Economic conditions led us to fear much worse. The European Central Bank raised interest rates from -0.5% to 4% between September 2019 and September 2023, the biggest increase in the currency's history. However, the majority of loans in the eurozone are at fixed rates over long terms. Under these conditions, the rise in rates does not affect those who have already borrowed, but only first-time buyers who, as a result, find it harder to get a loan from the bank. Homeowners with low fixed-rate loans, on the other hand, are avoiding moving for fear of being unable to obtain a new loan. This affects the market, reducing the number of properties for sale. In Germany, for example, the number of mortgages has halved in two years. In France, property transactions have fallen by a quarter. What's more, there isn't enough construction going on, particularly in countries overrun by tourists during the summer season, and in those that have taken in Ukrainian refugees since the start of the Russian invasion of Ukraine in early 2022.

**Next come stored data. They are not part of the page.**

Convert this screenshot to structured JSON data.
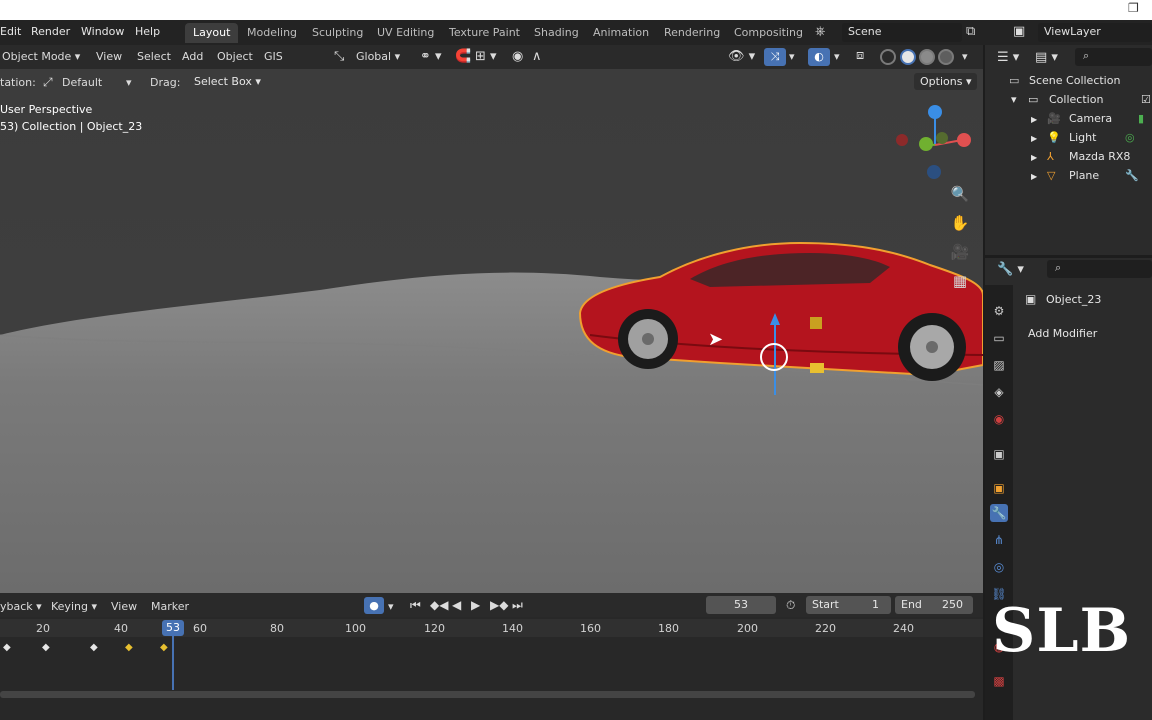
{
  "topbar": {
    "menus": [
      "Edit",
      "Render",
      "Window",
      "Help"
    ],
    "workspaces": [
      "Layout",
      "Modeling",
      "Sculpting",
      "UV Editing",
      "Texture Paint",
      "Shading",
      "Animation",
      "Rendering",
      "Compositing"
    ],
    "active_workspace": "Layout",
    "scene": "Scene",
    "view_layer": "ViewLayer"
  },
  "viewport_header": {
    "mode": "Object Mode",
    "menus": [
      "View",
      "Select",
      "Add",
      "Object",
      "GIS"
    ],
    "orientation_label": "Global"
  },
  "tool_settings": {
    "orientation_prefix": "tation:",
    "orientation_value": "Default",
    "drag_label": "Drag:",
    "drag_value": "Select Box",
    "options_label": "Options"
  },
  "viewport_info": {
    "perspective": "User Perspective",
    "collection_line": "53) Collection | Object_23"
  },
  "outliner": {
    "root": "Scene Collection",
    "collection": "Collection",
    "items": [
      {
        "label": "Camera",
        "icon": "camera-icon"
      },
      {
        "label": "Light",
        "icon": "light-icon"
      },
      {
        "label": "Mazda RX8",
        "icon": "armature-icon"
      },
      {
        "label": "Plane",
        "icon": "mesh-icon"
      }
    ]
  },
  "properties": {
    "object_name": "Object_23",
    "add_modifier": "Add Modifier"
  },
  "timeline": {
    "menus": [
      "yback",
      "Keying",
      "View",
      "Marker"
    ],
    "current_frame": "53",
    "start_label": "Start",
    "start_value": "1",
    "end_label": "End",
    "end_value": "250",
    "ticks": [
      "20",
      "40",
      "53",
      "60",
      "80",
      "100",
      "120",
      "140",
      "160",
      "180",
      "200",
      "220",
      "240"
    ]
  },
  "watermark": "SLB",
  "colors": {
    "accent_blue": "#4772b3",
    "selection_orange": "#f0a030",
    "car_red": "#b4141e"
  }
}
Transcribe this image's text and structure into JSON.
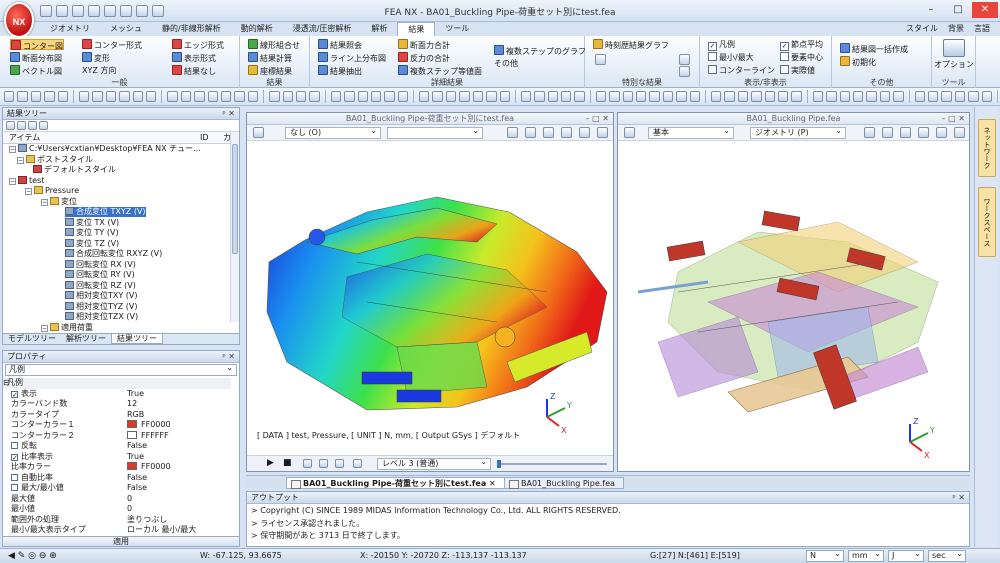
{
  "window": {
    "title": "FEA NX - BA01_Buckling Pipe-荷重セット別にtest.fea",
    "logo": "NX"
  },
  "tabs": [
    "ジオメトリ",
    "メッシュ",
    "静的/非線形解析",
    "動的解析",
    "浸透流/圧密解析",
    "解析",
    "結果",
    "ツール"
  ],
  "active_tab": "結果",
  "top_right": [
    "スタイル",
    "背景",
    "言語"
  ],
  "ribbon": {
    "general": {
      "label": "一般",
      "b1": "コンター図",
      "b2": "断面分布図",
      "b3": "ベクトル図",
      "b4": "コンター形式",
      "b5": "変形",
      "b6": "XYZ 方向",
      "b7": "エッジ形式",
      "b8": "表示形式",
      "b9": "結果なし"
    },
    "result": {
      "label": "結果",
      "b1": "線形組合せ",
      "b2": "結果計算",
      "b3": "座標結果"
    },
    "detail": {
      "label": "詳細結果",
      "b1": "結果照会",
      "b2": "ライン上分布図",
      "b3": "結果抽出",
      "b4": "断面力合計",
      "b5": "反力の合計",
      "b6": "複数ステップ等値面",
      "b7": "複数ステップのグラフ",
      "b8": "その他"
    },
    "special": {
      "label": "特別な結果",
      "b1": "時刻歴結果グラフ"
    },
    "display": {
      "label": "表示/非表示",
      "c1": "凡例",
      "c2": "最小/最大",
      "c3": "コンターライン",
      "c4": "節点平均",
      "c5": "要素中心",
      "c6": "実際値"
    },
    "other": {
      "label": "その他",
      "b1": "結果図一括作成",
      "b2": "初期化"
    },
    "tools": {
      "label": "ツール",
      "b1": "オプション"
    }
  },
  "tree": {
    "title": "結果ツリー",
    "cols": [
      "アイテム",
      "ID",
      "カラ"
    ],
    "nodes": [
      "C:¥Users¥cxtian¥Desktop¥FEA NX チュー...",
      "ポストスタイル",
      "デフォルトスタイル",
      "test",
      "Pressure",
      "変位",
      "合成変位 TXYZ (V)",
      "変位 TX (V)",
      "変位 TY (V)",
      "変位 TZ (V)",
      "合成回転変位 RXYZ (V)",
      "回転変位 RX (V)",
      "回転変位 RY (V)",
      "回転変位 RZ (V)",
      "相対変位TXY (V)",
      "相対変位TYZ (V)",
      "相対変位TZX (V)",
      "適用荷重"
    ]
  },
  "left_tabs": [
    "モデルツリー",
    "解析ツリー",
    "結果ツリー"
  ],
  "props": {
    "title": "プロパティ",
    "selector": "凡例",
    "category": "凡例",
    "rows": [
      {
        "k": "表示",
        "v": "True",
        "check": true
      },
      {
        "k": "カラーバンド数",
        "v": "12"
      },
      {
        "k": "カラータイプ",
        "v": "RGB"
      },
      {
        "k": "コンターカラー１",
        "v": "FF0000",
        "color": "#d93a2b"
      },
      {
        "k": "コンターカラー２",
        "v": "FFFFFF",
        "color": "#ffffff"
      },
      {
        "k": "反転",
        "v": "False",
        "check": false
      },
      {
        "k": "比率表示",
        "v": "True",
        "check": true
      },
      {
        "k": "比率カラー",
        "v": "FF0000",
        "color": "#d93a2b"
      },
      {
        "k": "自動比率",
        "v": "False",
        "check": false
      },
      {
        "k": "最大/最小値",
        "v": "False",
        "check": false
      },
      {
        "k": "最大値",
        "v": "0"
      },
      {
        "k": "最小値",
        "v": "0"
      },
      {
        "k": "範囲外の処理",
        "v": "塗りつぶし"
      },
      {
        "k": "最小/最大表示タイプ",
        "v": "ローカル 最小/最大"
      }
    ],
    "apply": "適用"
  },
  "vp1": {
    "title": "BA01_Buckling Pipe-荷重セット別にtest.fea",
    "dd1": "なし (O)",
    "dd2": "",
    "info": "[ DATA ] test, Pressure, [ UNIT ]  N, mm, [ Output GSys ] デフォルト",
    "level": "レベル 3 (普通)"
  },
  "vp2": {
    "title": "BA01_Buckling Pipe.fea",
    "dd1": "基本",
    "dd2": "ジオメトリ (P)"
  },
  "doctabs": [
    "BA01_Buckling Pipe-荷重セット別にtest.fea",
    "BA01_Buckling Pipe.fea"
  ],
  "output": {
    "title": "アウトプット",
    "lines": [
      "> Copyright (C) SINCE 1989 MIDAS Information Technology Co., Ltd. ALL RIGHTS RESERVED.",
      "> ライセンス承認されました。",
      "> 保守期間があと 3713 日で終了します。"
    ]
  },
  "rdock": [
    "ネットワーク",
    "ワークスペース"
  ],
  "status": {
    "w": "W: -67.125, 93.6675",
    "xyz": "X: -20150 Y: -20720 Z: -113.137 -113.137",
    "g": "G:[27] N:[461] E:[519]",
    "u1": "N",
    "u2": "mm",
    "u3": "J",
    "u4": "sec"
  },
  "axis": {
    "x": "X",
    "y": "Y",
    "z": "Z"
  },
  "colors": {
    "accent": "#3672c9",
    "ribbon_sel": "#fbd57a",
    "close": "#e8453c"
  }
}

This high-priced market standstill is having a series of painful social consequences. In city centers overrun by tourists, working and middle classes – further punished by energy and food inflation – are finding it increasingly difficult to find housing. Some households have been exiled to the city outskirts, or even worse. In the UK, the number of people made homeless in 2023 exceeded the number of first-time buyers, according to Generation Rent, an NGO that defends tenants. In Ireland, the median age of buyers is now 39, compared with 35 in 2010. In the Netherlands and the Czech Republic, the subject is now fueling political anger. Meanwhile, Italy, Portugal and Greece are trying to combat the excesses of tourism.